Speed, Resilience and Scale: How Microservices Can Boost Your Application Performance And Improve Enterprise Agility

By Arvind Venkatraman, Chief Technology Officer, Congruent Solutions

In the last year, a number of companies, who were laggards when it came to tech adoption, have jumped on the digital bandwagon. One of our customers, who has been using decades-old legacy technology, is eagerly exploring modern alternatives. Every business leader has realized that technology will be the business driver in this decade and beyond.

From my informal survey of business leaders, here are their top needs:
• Lightweight applications: They’re tired of monolithic applications that occupy significant space on the computer and load painfully slowly. Instead, they need lightweight apps that work effortlessly on desktops, laptops, tablets, and mobile devices.
• Speed-to-market: Leaders no longer want to hire a team and wait three years to see an application in production. They want the app to be deployed immediately and updated constantly.
• Flexibility of development: They also want the flexibility to evolve based on customer feedback.
• Reliability: Customers no longer forgive outages and security breaches. They expect 99.999% uptime. Business leaders also demand this because any downtime can directly impact a tech-powered company’s top line.
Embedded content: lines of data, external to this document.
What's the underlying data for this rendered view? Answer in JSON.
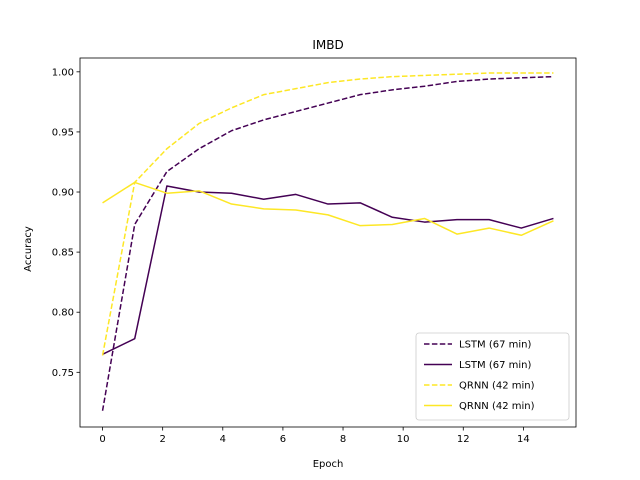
{
  "chart_data": {
    "type": "line",
    "title": "IMBD",
    "xlabel": "Epoch",
    "ylabel": "Accuracy",
    "xlim": [
      -0.75,
      15.75
    ],
    "ylim": [
      0.7045,
      1.0115
    ],
    "xticks": [
      0,
      2,
      4,
      6,
      8,
      10,
      12,
      14
    ],
    "yticks": [
      0.75,
      0.8,
      0.85,
      0.9,
      0.95,
      1.0
    ],
    "xtick_labels": [
      "0",
      "2",
      "4",
      "6",
      "8",
      "10",
      "12",
      "14"
    ],
    "ytick_labels": [
      "0.75",
      "0.80",
      "0.85",
      "0.90",
      "0.95",
      "1.00"
    ],
    "x": [
      0,
      1.07,
      2.14,
      3.21,
      4.29,
      5.36,
      6.43,
      7.5,
      8.57,
      9.64,
      10.71,
      11.79,
      12.86,
      13.93,
      15
    ],
    "legend_position": "lower right",
    "series": [
      {
        "name": "LSTM (67 min)",
        "color": "#440154",
        "style": "dashed",
        "values": [
          0.718,
          0.873,
          0.917,
          0.936,
          0.951,
          0.96,
          0.967,
          0.974,
          0.981,
          0.985,
          0.988,
          0.992,
          0.994,
          0.995,
          0.996
        ]
      },
      {
        "name": "LSTM (67 min)",
        "color": "#440154",
        "style": "solid",
        "values": [
          0.765,
          0.778,
          0.905,
          0.9,
          0.899,
          0.894,
          0.898,
          0.89,
          0.891,
          0.879,
          0.875,
          0.877,
          0.877,
          0.87,
          0.878
        ]
      },
      {
        "name": "QRNN (42 min)",
        "color": "#fde725",
        "style": "dashed",
        "values": [
          0.764,
          0.908,
          0.936,
          0.957,
          0.97,
          0.981,
          0.986,
          0.991,
          0.994,
          0.996,
          0.997,
          0.998,
          0.999,
          0.999,
          0.999
        ]
      },
      {
        "name": "QRNN (42 min)",
        "color": "#fde725",
        "style": "solid",
        "values": [
          0.891,
          0.908,
          0.899,
          0.901,
          0.89,
          0.886,
          0.885,
          0.881,
          0.872,
          0.873,
          0.878,
          0.865,
          0.87,
          0.864,
          0.876
        ]
      }
    ]
  }
}
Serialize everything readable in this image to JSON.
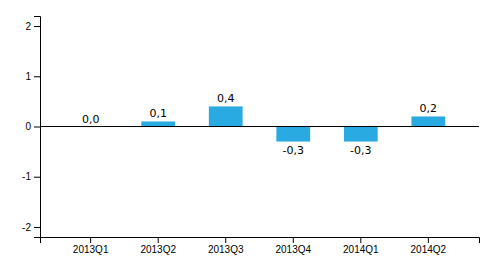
{
  "chart_data": {
    "type": "bar",
    "categories": [
      "2013Q1",
      "2013Q2",
      "2013Q3",
      "2013Q4",
      "2014Q1",
      "2014Q2"
    ],
    "values": [
      0.0,
      0.1,
      0.4,
      -0.3,
      -0.3,
      0.2
    ],
    "value_labels": [
      "0,0",
      "0,1",
      "0,4",
      "-0,3",
      "-0,3",
      "0,2"
    ],
    "data_labels": true,
    "color": "#29abe2",
    "ylim": [
      -2.2,
      2.2
    ],
    "yticks": [
      -2,
      -1,
      0,
      1,
      2
    ],
    "grid": false
  }
}
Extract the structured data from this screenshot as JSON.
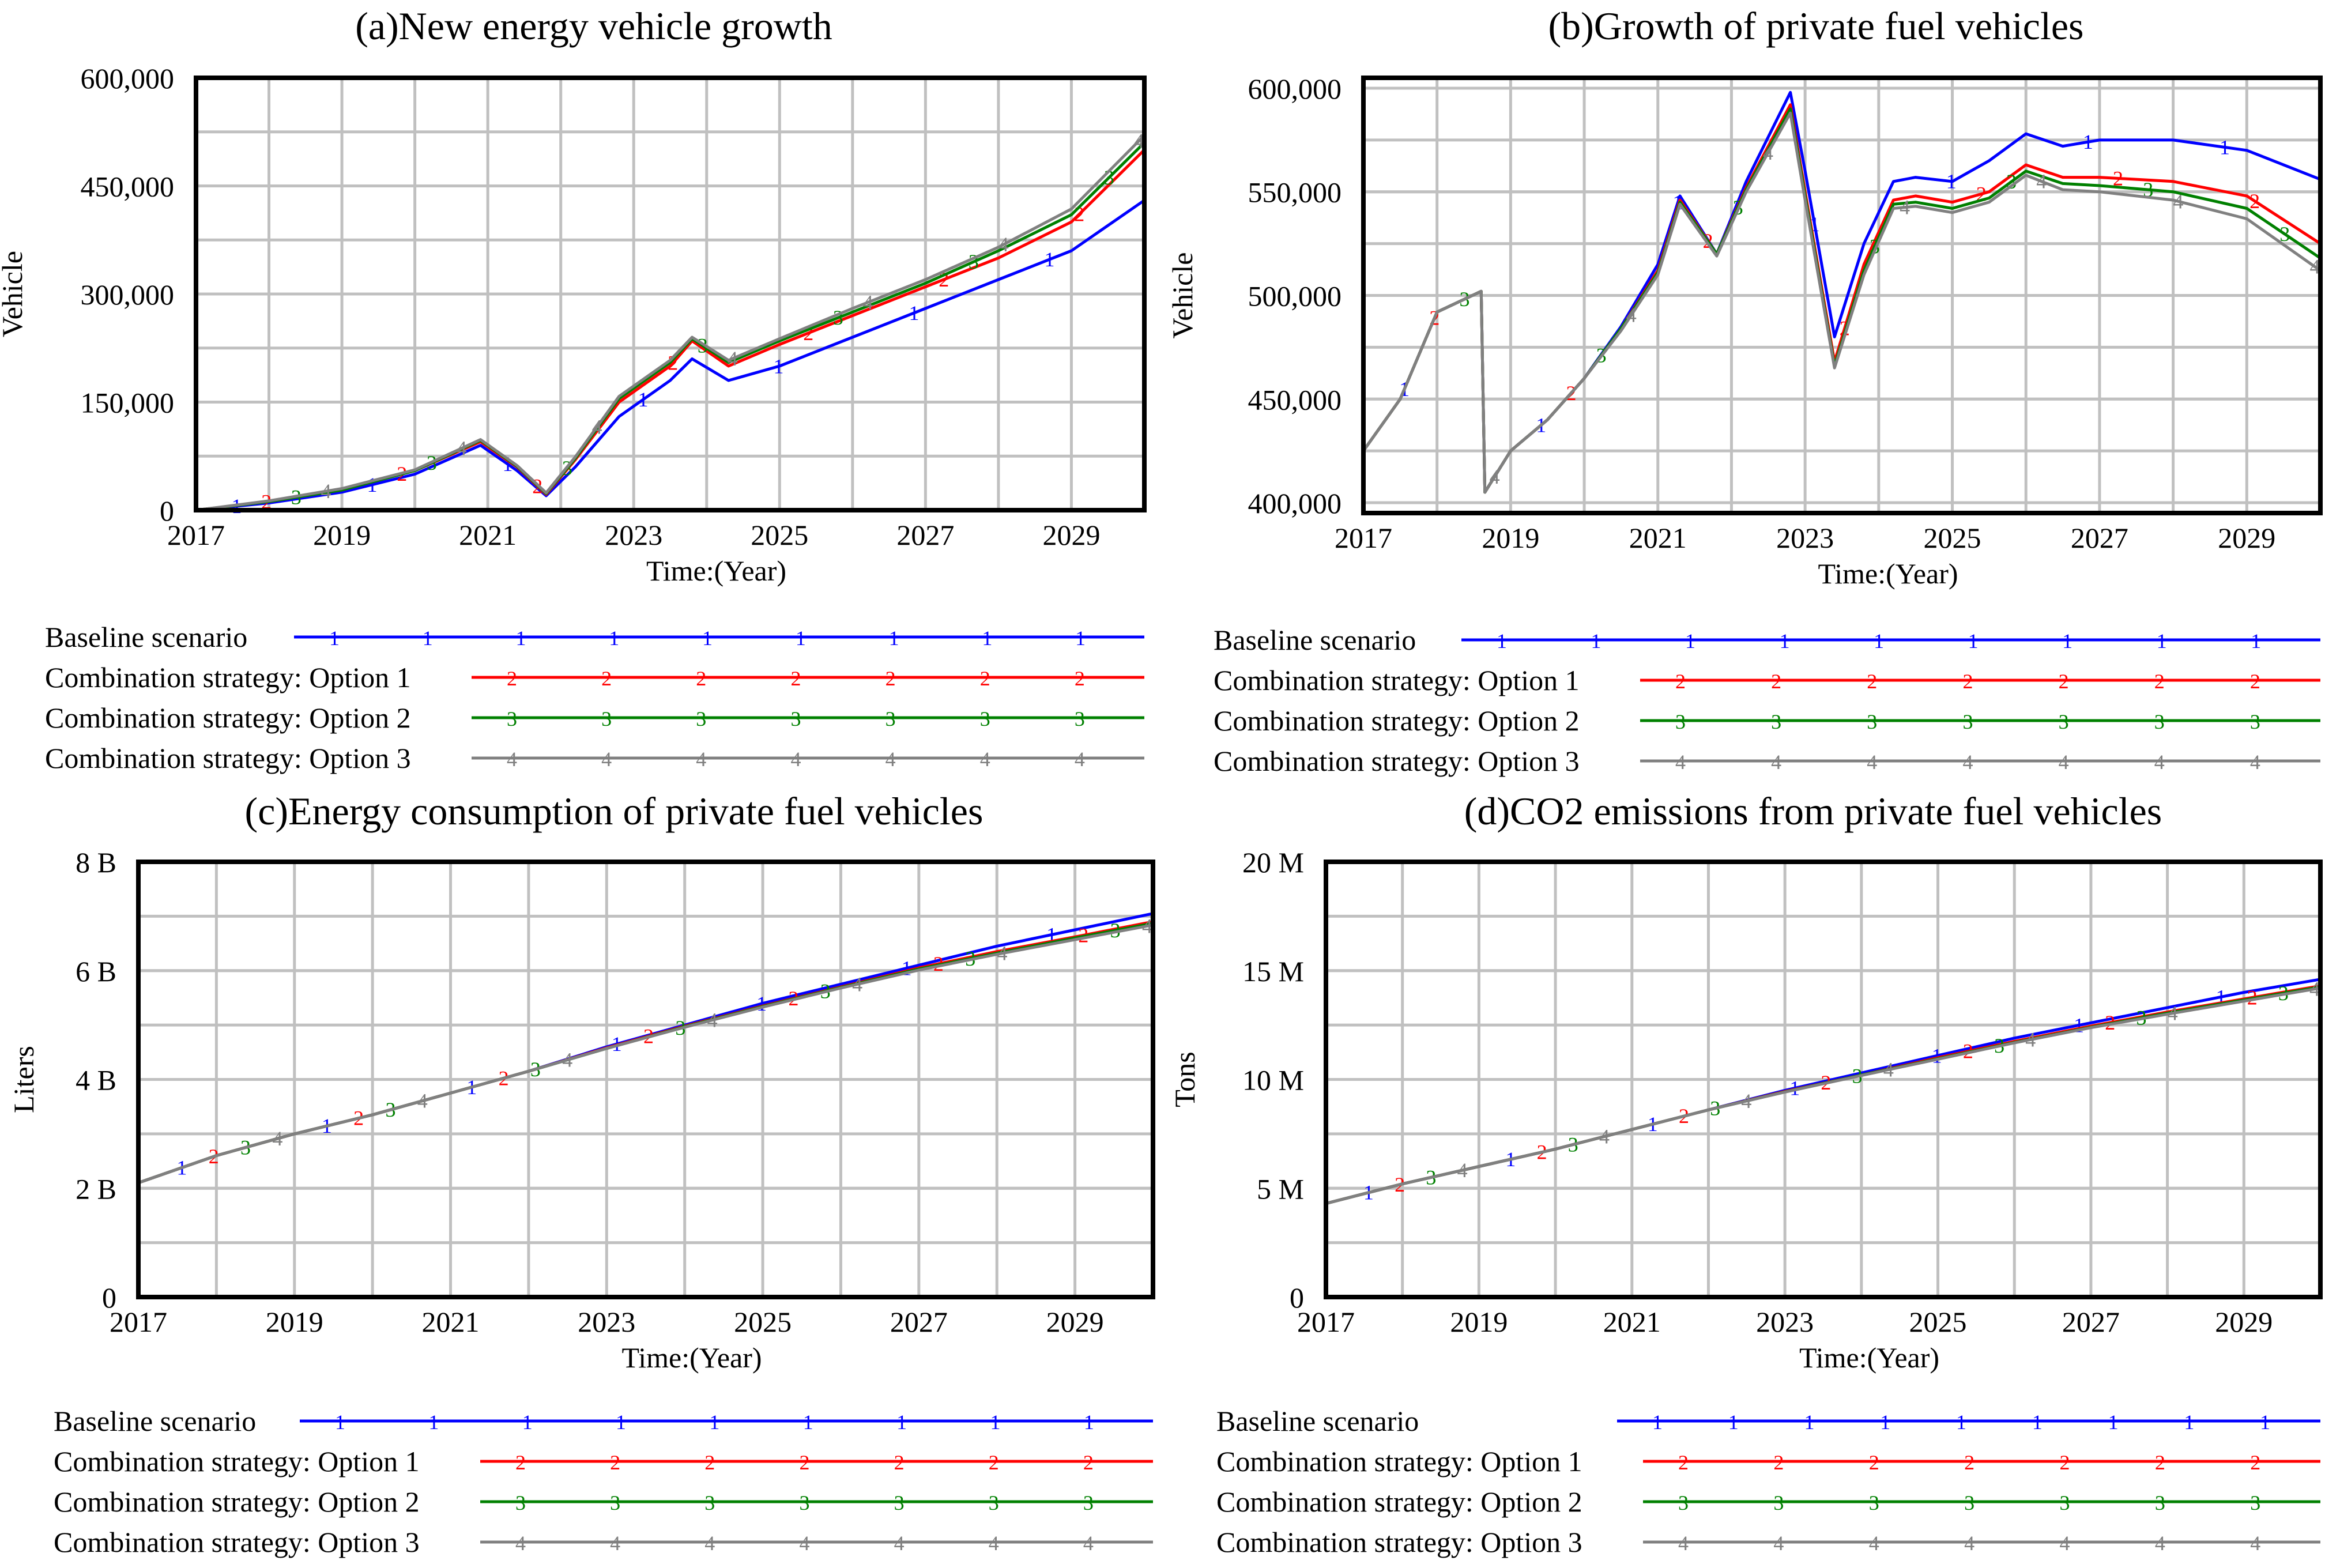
{
  "series_meta": [
    {
      "name": "Baseline scenario",
      "marker": "1",
      "color": "#0000ff"
    },
    {
      "name": "Combination strategy: Option 1",
      "marker": "2",
      "color": "#ff0000"
    },
    {
      "name": "Combination strategy: Option 2",
      "marker": "3",
      "color": "#008000"
    },
    {
      "name": "Combination strategy: Option 3",
      "marker": "4",
      "color": "#808080"
    }
  ],
  "chart_data": [
    {
      "type": "line",
      "title": "(a)New energy vehicle growth",
      "xlabel": "Time:(Year)",
      "ylabel": "Vehicle",
      "xlim": [
        2017,
        2030
      ],
      "ylim": [
        0,
        600000
      ],
      "xticks": [
        2017,
        2019,
        2021,
        2023,
        2025,
        2027,
        2029
      ],
      "yticks": [
        {
          "v": 0,
          "label": "0"
        },
        {
          "v": 150000,
          "label": "150,000"
        },
        {
          "v": 300000,
          "label": "300,000"
        },
        {
          "v": 450000,
          "label": "450,000"
        },
        {
          "v": 600000,
          "label": "600,000"
        }
      ],
      "series": [
        {
          "name": "Baseline scenario",
          "x": [
            2017,
            2018,
            2019,
            2020,
            2020.9,
            2021.4,
            2021.8,
            2022.2,
            2022.8,
            2023.5,
            2023.8,
            2024.3,
            2025,
            2026,
            2027,
            2028,
            2029,
            2030
          ],
          "values": [
            0,
            10000,
            25000,
            50000,
            90000,
            55000,
            20000,
            60000,
            130000,
            180000,
            210000,
            180000,
            200000,
            240000,
            280000,
            320000,
            360000,
            430000
          ]
        },
        {
          "name": "Combination strategy: Option 1",
          "x": [
            2017,
            2018,
            2019,
            2020,
            2020.9,
            2021.4,
            2021.8,
            2022.2,
            2022.8,
            2023.5,
            2023.8,
            2024.3,
            2025,
            2026,
            2027,
            2028,
            2029,
            2030
          ],
          "values": [
            0,
            12000,
            28000,
            55000,
            95000,
            60000,
            22000,
            70000,
            150000,
            200000,
            235000,
            200000,
            230000,
            270000,
            310000,
            350000,
            400000,
            500000
          ]
        },
        {
          "name": "Combination strategy: Option 2",
          "x": [
            2017,
            2018,
            2019,
            2020,
            2020.9,
            2021.4,
            2021.8,
            2022.2,
            2022.8,
            2023.5,
            2023.8,
            2024.3,
            2025,
            2026,
            2027,
            2028,
            2029,
            2030
          ],
          "values": [
            0,
            12000,
            28000,
            55000,
            97000,
            61000,
            23000,
            72000,
            155000,
            205000,
            238000,
            205000,
            235000,
            275000,
            315000,
            360000,
            410000,
            510000
          ]
        },
        {
          "name": "Combination strategy: Option 3",
          "x": [
            2017,
            2018,
            2019,
            2020,
            2020.9,
            2021.4,
            2021.8,
            2022.2,
            2022.8,
            2023.5,
            2023.8,
            2024.3,
            2025,
            2026,
            2027,
            2028,
            2029,
            2030
          ],
          "values": [
            0,
            13000,
            30000,
            56000,
            98000,
            62000,
            24000,
            74000,
            158000,
            208000,
            240000,
            208000,
            238000,
            280000,
            320000,
            365000,
            418000,
            520000
          ]
        }
      ]
    },
    {
      "type": "line",
      "title": "(b)Growth of private fuel vehicles",
      "xlabel": "Time:(Year)",
      "ylabel": "Vehicle",
      "xlim": [
        2017,
        2030
      ],
      "ylim": [
        395000,
        605000
      ],
      "xticks": [
        2017,
        2019,
        2021,
        2023,
        2025,
        2027,
        2029
      ],
      "yticks": [
        {
          "v": 400000,
          "label": "400,000"
        },
        {
          "v": 450000,
          "label": "450,000"
        },
        {
          "v": 500000,
          "label": "500,000"
        },
        {
          "v": 550000,
          "label": "550,000"
        },
        {
          "v": 600000,
          "label": "600,000"
        }
      ],
      "series": [
        {
          "name": "Baseline scenario",
          "x": [
            2017,
            2017.5,
            2018,
            2018.6,
            2018.65,
            2019,
            2019.5,
            2020,
            2020.5,
            2021,
            2021.3,
            2021.8,
            2022.2,
            2022.8,
            2023,
            2023.4,
            2023.8,
            2024.2,
            2024.5,
            2025,
            2025.5,
            2026,
            2026.5,
            2027,
            2028,
            2029,
            2030
          ],
          "values": [
            425000,
            450000,
            492000,
            502000,
            405000,
            425000,
            440000,
            460000,
            485000,
            515000,
            548000,
            520000,
            555000,
            598000,
            560000,
            480000,
            525000,
            555000,
            557000,
            555000,
            565000,
            578000,
            572000,
            575000,
            575000,
            570000,
            556000
          ]
        },
        {
          "name": "Combination strategy: Option 1",
          "x": [
            2017,
            2017.5,
            2018,
            2018.6,
            2018.65,
            2019,
            2019.5,
            2020,
            2020.5,
            2021,
            2021.3,
            2021.8,
            2022.2,
            2022.8,
            2023,
            2023.4,
            2023.8,
            2024.2,
            2024.5,
            2025,
            2025.5,
            2026,
            2026.5,
            2027,
            2028,
            2029,
            2030
          ],
          "values": [
            425000,
            450000,
            492000,
            502000,
            405000,
            425000,
            440000,
            460000,
            484000,
            512000,
            546000,
            520000,
            552000,
            592000,
            550000,
            468000,
            515000,
            546000,
            548000,
            545000,
            550000,
            563000,
            557000,
            557000,
            555000,
            548000,
            525000
          ]
        },
        {
          "name": "Combination strategy: Option 2",
          "x": [
            2017,
            2017.5,
            2018,
            2018.6,
            2018.65,
            2019,
            2019.5,
            2020,
            2020.5,
            2021,
            2021.3,
            2021.8,
            2022.2,
            2022.8,
            2023,
            2023.4,
            2023.8,
            2024.2,
            2024.5,
            2025,
            2025.5,
            2026,
            2026.5,
            2027,
            2028,
            2029,
            2030
          ],
          "values": [
            425000,
            450000,
            492000,
            502000,
            405000,
            425000,
            440000,
            460000,
            484000,
            511000,
            545000,
            520000,
            551000,
            590000,
            548000,
            466000,
            512000,
            544000,
            545000,
            542000,
            547000,
            560000,
            554000,
            553000,
            550000,
            542000,
            518000
          ]
        },
        {
          "name": "Combination strategy: Option 3",
          "x": [
            2017,
            2017.5,
            2018,
            2018.6,
            2018.65,
            2019,
            2019.5,
            2020,
            2020.5,
            2021,
            2021.3,
            2021.8,
            2022.2,
            2022.8,
            2023,
            2023.4,
            2023.8,
            2024.2,
            2024.5,
            2025,
            2025.5,
            2026,
            2026.5,
            2027,
            2028,
            2029,
            2030
          ],
          "values": [
            425000,
            450000,
            492000,
            502000,
            405000,
            425000,
            440000,
            460000,
            483000,
            510000,
            544000,
            519000,
            550000,
            588000,
            546000,
            465000,
            510000,
            542000,
            543000,
            540000,
            545000,
            558000,
            551000,
            550000,
            546000,
            537000,
            512000
          ]
        }
      ]
    },
    {
      "type": "line",
      "title": "(c)Energy consumption of private fuel vehicles",
      "xlabel": "Time:(Year)",
      "ylabel": "Liters",
      "xlim": [
        2017,
        2030
      ],
      "ylim": [
        0,
        8
      ],
      "xticks": [
        2017,
        2019,
        2021,
        2023,
        2025,
        2027,
        2029
      ],
      "yticks": [
        {
          "v": 0,
          "label": "0"
        },
        {
          "v": 2,
          "label": "2 B"
        },
        {
          "v": 4,
          "label": "4 B"
        },
        {
          "v": 6,
          "label": "6 B"
        },
        {
          "v": 8,
          "label": "8 B"
        }
      ],
      "series": [
        {
          "name": "Baseline scenario",
          "x": [
            2017,
            2018,
            2019,
            2020,
            2021,
            2022,
            2023,
            2024,
            2025,
            2026,
            2027,
            2028,
            2029,
            2030
          ],
          "values": [
            2.1,
            2.6,
            3.0,
            3.35,
            3.75,
            4.15,
            4.6,
            5.0,
            5.4,
            5.75,
            6.1,
            6.45,
            6.75,
            7.05
          ]
        },
        {
          "name": "Combination strategy: Option 1",
          "x": [
            2017,
            2018,
            2019,
            2020,
            2021,
            2022,
            2023,
            2024,
            2025,
            2026,
            2027,
            2028,
            2029,
            2030
          ],
          "values": [
            2.1,
            2.6,
            3.0,
            3.35,
            3.75,
            4.15,
            4.58,
            4.98,
            5.35,
            5.7,
            6.05,
            6.35,
            6.62,
            6.9
          ]
        },
        {
          "name": "Combination strategy: Option 2",
          "x": [
            2017,
            2018,
            2019,
            2020,
            2021,
            2022,
            2023,
            2024,
            2025,
            2026,
            2027,
            2028,
            2029,
            2030
          ],
          "values": [
            2.1,
            2.6,
            3.0,
            3.35,
            3.75,
            4.15,
            4.57,
            4.97,
            5.34,
            5.69,
            6.03,
            6.32,
            6.6,
            6.87
          ]
        },
        {
          "name": "Combination strategy: Option 3",
          "x": [
            2017,
            2018,
            2019,
            2020,
            2021,
            2022,
            2023,
            2024,
            2025,
            2026,
            2027,
            2028,
            2029,
            2030
          ],
          "values": [
            2.1,
            2.6,
            3.0,
            3.35,
            3.75,
            4.15,
            4.57,
            4.96,
            5.33,
            5.68,
            6.01,
            6.3,
            6.57,
            6.84
          ]
        }
      ]
    },
    {
      "type": "line",
      "title": "(d)CO2 emissions from private fuel vehicles",
      "xlabel": "Time:(Year)",
      "ylabel": "Tons",
      "xlim": [
        2017,
        2030
      ],
      "ylim": [
        0,
        20
      ],
      "xticks": [
        2017,
        2019,
        2021,
        2023,
        2025,
        2027,
        2029
      ],
      "yticks": [
        {
          "v": 0,
          "label": "0"
        },
        {
          "v": 5,
          "label": "5 M"
        },
        {
          "v": 10,
          "label": "10 M"
        },
        {
          "v": 15,
          "label": "15 M"
        },
        {
          "v": 20,
          "label": "20 M"
        }
      ],
      "series": [
        {
          "name": "Baseline scenario",
          "x": [
            2017,
            2018,
            2019,
            2020,
            2021,
            2022,
            2023,
            2024,
            2025,
            2026,
            2027,
            2028,
            2029,
            2030
          ],
          "values": [
            4.3,
            5.2,
            6.0,
            6.8,
            7.7,
            8.6,
            9.5,
            10.3,
            11.1,
            11.9,
            12.6,
            13.3,
            14.0,
            14.6
          ]
        },
        {
          "name": "Combination strategy: Option 1",
          "x": [
            2017,
            2018,
            2019,
            2020,
            2021,
            2022,
            2023,
            2024,
            2025,
            2026,
            2027,
            2028,
            2029,
            2030
          ],
          "values": [
            4.3,
            5.2,
            6.0,
            6.8,
            7.7,
            8.6,
            9.45,
            10.2,
            11.0,
            11.75,
            12.45,
            13.1,
            13.7,
            14.3
          ]
        },
        {
          "name": "Combination strategy: Option 2",
          "x": [
            2017,
            2018,
            2019,
            2020,
            2021,
            2022,
            2023,
            2024,
            2025,
            2026,
            2027,
            2028,
            2029,
            2030
          ],
          "values": [
            4.3,
            5.2,
            6.0,
            6.8,
            7.7,
            8.6,
            9.43,
            10.2,
            10.95,
            11.7,
            12.4,
            13.05,
            13.65,
            14.25
          ]
        },
        {
          "name": "Combination strategy: Option 3",
          "x": [
            2017,
            2018,
            2019,
            2020,
            2021,
            2022,
            2023,
            2024,
            2025,
            2026,
            2027,
            2028,
            2029,
            2030
          ],
          "values": [
            4.3,
            5.2,
            6.0,
            6.8,
            7.7,
            8.6,
            9.42,
            10.18,
            10.93,
            11.68,
            12.38,
            13.0,
            13.6,
            14.2
          ]
        }
      ]
    }
  ]
}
The one technological change that can deliver all these benefits and more: Microservices.

What are microservices?
Microservices is the approach of developing a large application in the form of small, loosely coupled services. Each ‘service’ is built around a business function, autonomously developed, independently deployable, and communicates with other services using APIs and HTTP. This renders the entire application lightweight and modular. Therefore, it’s no surprise that over 68% of tech leaders are either using or investigating microservices.

While microservices can make application development cost-effective, secure, and scalable, its impact on performance is what business leaders see as transformative.

How do microservices improve application performance?
To begin with, microservices are lightweight and fast to run. By its very nature, microservices are small, independent services performing a small task. This means that the memory footprint of each service is small, making them lightweight and quick to run. When combined with database caching, clustering, connection pooling, server-side caching, performing background logic asynchronously, etc., you can further optimize the resources needed to run each microservice, significantly improving speed.

It improves resilience, minimizing large-scale application failures. Unlike a monolithic application where the failure of one service adversely affects other components, microservices makes it easier to:

• Isolate failures, as each service works independently
• Identify and resolve root-cause of performance issues
• Rollback an update without redeploying the entire application

However, since the services communicate on a network, which can be unreliable, you need to be careful about how your architecture is built. Ensure that the microservices are fault-tolerant, protected by circuit breakers, have the right thresholds, include necessary fallback logic, etc.

It liberates you from language/tool dependence. You can implement your microservices in different languages, tools, databases, operating systems, and more. This gives the developers the freedom to use a programming language and framework that is right for the service they’re developing while ensuring that all services work seamlessly as a whole. So, if performance is your goal, you can choose the language/framework needed for every service to run faster.

It scales dynamically. When the development team does capacity planning in advance, microservices can ensure that it scales effortlessly to meet evolving needs. It is important, of course, to make sure that the dependencies are also designed to scale accordingly.

Beyond the technological transformation, adopting microservices-based architecture also brings cultural changes to an organization. For instance, it can dramatically improve development speed. Given applications are broken down into smaller independent services, the development of each service is quicker. For newer team members, a small, self-contained service is much easier to understand — and work on — than a towering monolith. As a result, new developers can be onboarded faster.

Also, in most organizations using microservices, the teams are small and are structured around the business function they serve. This makes it quicker for them to make decisions about their service, collaborate when needed, and take a product to market at greater speeds. This facilitates the adoption of continuous integration/continuous deployment (CI/CD) practices.

It allows you to evolve based on feedback. Microservices allow you to incorporate user feedback and update existing features or develop new features faster.

Despite its several benefits, microservices can be complex to implement and sustain. If you’re looking to adopt microservices for your organization, here are some points to consider:

• Language independence shouldn’t lead to fragmentation. The team needs to come together to build consistency and repeatability in the features.
• Testing needs to be adapted for microservices-based architectures. You need to set up a robust quality assurance practice to prevent multiplying issues of latency, caching, service unavailability, etc.
• You need to set up comprehensive monitoring systems to predict and prevent failures.
• In a microservices architecture, shift-left is often the security approach. This means that developers need to think of security from the start.

Most importantly, adopting microservices is not just a technology change but also a cultural one. Teams would need to move to an Agile, DevOps, cloud-native structure to leverage microservices entirely. Developers need to be able to provision resources quickly without having to wait for days. Processes need to offer enough independence to encourage innovation without affecting quality. In short, microservices can be complex to adopt in the short term. But when done well, leaders can reap benefits for years to come.